Myron thought about it. “You’re confusing me.”

“Simply put,” Win said, “so what if you are the boy’s biological father? What difference does it make?”

“Come on, Win. Not even you can be that cold.”

“Quite the opposite. As strange as this might sound, I am using my heart on this one.”

“How do you figure?”

Win swirled the liquid again, studied the amber, took a sip. It colored his cheeks a bit. “Again I’ll put it simply: No matter what a blood test might indicate, you are not Jeremy Downing’s father. Greg is. You may be a sperm donor. You may be an accident of lust and biology. You may have provided a simple microscopic cell structure that combined with one slightly more complex. But you are not this boy’s father.”

“It’s not that simple, Win.”

“It is that simple, my friend. The fact that you insipidly choose to confuse the issue does not change the fact. I’ll demonstrate, if you’d like.”

“I’m listening.”

“You love your father, correct?”

“You know the answer to that.”

“I do,” Win said. “But what makes him your father? The fact that he once grunted on top of Mommy after a few drinks—or the way he has cared for you and loved you for the past thirty-five years?”

Myron looked down at the can of Yoo-Hoo.

“You owe this boy nothing,” Win continued, “and equally important, he owes you nothing.

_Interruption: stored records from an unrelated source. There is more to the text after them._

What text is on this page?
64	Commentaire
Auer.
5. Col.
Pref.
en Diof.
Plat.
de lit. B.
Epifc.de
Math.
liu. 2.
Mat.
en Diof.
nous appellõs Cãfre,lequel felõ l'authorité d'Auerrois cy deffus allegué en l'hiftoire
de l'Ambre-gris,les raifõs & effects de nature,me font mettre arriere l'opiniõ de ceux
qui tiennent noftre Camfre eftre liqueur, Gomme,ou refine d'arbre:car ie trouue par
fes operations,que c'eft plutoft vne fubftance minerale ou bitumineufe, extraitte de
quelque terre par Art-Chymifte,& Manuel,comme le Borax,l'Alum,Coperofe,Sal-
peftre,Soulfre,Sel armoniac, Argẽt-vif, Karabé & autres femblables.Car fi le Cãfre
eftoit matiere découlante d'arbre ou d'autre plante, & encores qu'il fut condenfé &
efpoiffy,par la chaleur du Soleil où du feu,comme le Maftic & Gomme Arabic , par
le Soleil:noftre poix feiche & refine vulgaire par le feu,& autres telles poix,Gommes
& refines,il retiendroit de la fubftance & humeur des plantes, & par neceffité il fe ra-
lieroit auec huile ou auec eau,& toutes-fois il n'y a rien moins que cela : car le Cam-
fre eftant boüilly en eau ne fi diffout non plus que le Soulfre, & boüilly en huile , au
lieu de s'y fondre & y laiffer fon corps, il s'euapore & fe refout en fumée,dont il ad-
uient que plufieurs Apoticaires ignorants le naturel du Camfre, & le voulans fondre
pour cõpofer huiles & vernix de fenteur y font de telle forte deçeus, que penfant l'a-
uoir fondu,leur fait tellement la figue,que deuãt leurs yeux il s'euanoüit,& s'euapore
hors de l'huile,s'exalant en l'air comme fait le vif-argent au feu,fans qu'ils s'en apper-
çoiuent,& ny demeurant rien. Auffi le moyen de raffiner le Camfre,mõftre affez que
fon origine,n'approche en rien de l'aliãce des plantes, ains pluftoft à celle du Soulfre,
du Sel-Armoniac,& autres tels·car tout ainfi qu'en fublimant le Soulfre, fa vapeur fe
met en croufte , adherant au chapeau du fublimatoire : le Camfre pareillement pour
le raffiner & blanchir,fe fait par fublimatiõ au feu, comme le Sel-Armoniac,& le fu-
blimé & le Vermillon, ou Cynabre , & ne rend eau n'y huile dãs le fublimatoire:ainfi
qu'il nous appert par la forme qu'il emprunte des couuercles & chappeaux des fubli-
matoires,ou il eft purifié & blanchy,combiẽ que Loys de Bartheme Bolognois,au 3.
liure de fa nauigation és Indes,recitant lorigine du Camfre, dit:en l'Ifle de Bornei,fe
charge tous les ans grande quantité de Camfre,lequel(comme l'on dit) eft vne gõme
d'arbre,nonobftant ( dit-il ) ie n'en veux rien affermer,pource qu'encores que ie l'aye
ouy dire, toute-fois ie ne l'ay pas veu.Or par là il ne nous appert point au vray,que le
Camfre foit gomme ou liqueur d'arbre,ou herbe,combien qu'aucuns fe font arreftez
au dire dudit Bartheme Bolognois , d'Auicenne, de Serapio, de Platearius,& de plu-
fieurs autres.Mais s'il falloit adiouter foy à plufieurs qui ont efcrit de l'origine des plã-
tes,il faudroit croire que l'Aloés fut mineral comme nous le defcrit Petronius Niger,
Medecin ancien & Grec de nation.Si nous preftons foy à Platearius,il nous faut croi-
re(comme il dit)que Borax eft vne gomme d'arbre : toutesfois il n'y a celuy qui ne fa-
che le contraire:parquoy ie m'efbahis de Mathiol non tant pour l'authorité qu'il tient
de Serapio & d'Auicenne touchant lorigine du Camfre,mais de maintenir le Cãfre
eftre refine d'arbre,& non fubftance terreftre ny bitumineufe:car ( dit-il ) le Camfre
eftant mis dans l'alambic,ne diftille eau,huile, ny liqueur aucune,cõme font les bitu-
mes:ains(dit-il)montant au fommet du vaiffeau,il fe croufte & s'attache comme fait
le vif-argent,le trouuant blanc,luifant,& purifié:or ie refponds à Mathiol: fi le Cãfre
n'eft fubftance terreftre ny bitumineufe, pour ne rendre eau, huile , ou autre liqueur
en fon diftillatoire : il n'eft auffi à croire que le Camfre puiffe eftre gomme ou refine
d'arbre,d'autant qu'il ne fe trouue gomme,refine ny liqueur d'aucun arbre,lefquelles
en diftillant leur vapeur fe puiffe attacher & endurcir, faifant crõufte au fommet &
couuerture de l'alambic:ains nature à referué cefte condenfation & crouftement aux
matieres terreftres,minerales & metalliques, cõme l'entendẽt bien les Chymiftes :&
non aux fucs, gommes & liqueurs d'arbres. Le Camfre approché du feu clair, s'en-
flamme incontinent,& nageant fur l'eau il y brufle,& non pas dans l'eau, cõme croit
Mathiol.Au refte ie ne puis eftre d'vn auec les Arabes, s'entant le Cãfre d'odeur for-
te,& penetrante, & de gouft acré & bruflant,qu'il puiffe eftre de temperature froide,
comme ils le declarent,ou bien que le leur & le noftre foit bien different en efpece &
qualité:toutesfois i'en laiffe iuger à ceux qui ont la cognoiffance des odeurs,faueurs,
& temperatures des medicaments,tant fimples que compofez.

We will try to save his life, if that is what you wish, but that should be where it ends.”

Myron thought about it. The only thing scarier than Win irrational was when Win made sense. “Maybe you’re right.”

“But you still don’t think it’s that simple.”

“I don’t know.”

On the television, Archie approached the pulpit, a yarmulke on his head. “It’s a start,” Win said.


Myron mixed childlike Froot Loops and very adult All-Bran into a bowl and poured on skim milk. For those not reading the Cliffs Notes, this act denotes that there is still a great deal of boy in the man. Heavy symbolism. How poignant.

The Number 1 train took Myron to a platform on 168th Street so far below ground that commuters had to take a urine-encapsulated elevator to reach the surface. The elevator was big and dark and shaky and brought on images of a PBS documentary on coal mining.

Located in Washington Heights, a quick stone’s toss from Harlem and directly across Broadway from the Audubon Ballroom where Malcolm X was gunned down, Columbia Presbyterian Medical Center’s famed pediatric building was called Babies and Children’s Hospital. It used to be called just Babies Hospital, but a committee of learned medical experts was formed and after hours of intense study, they decided to change the name from Babies Hospital to Babies and Children’s Hospital. Moral of the story: Committees are really, really important.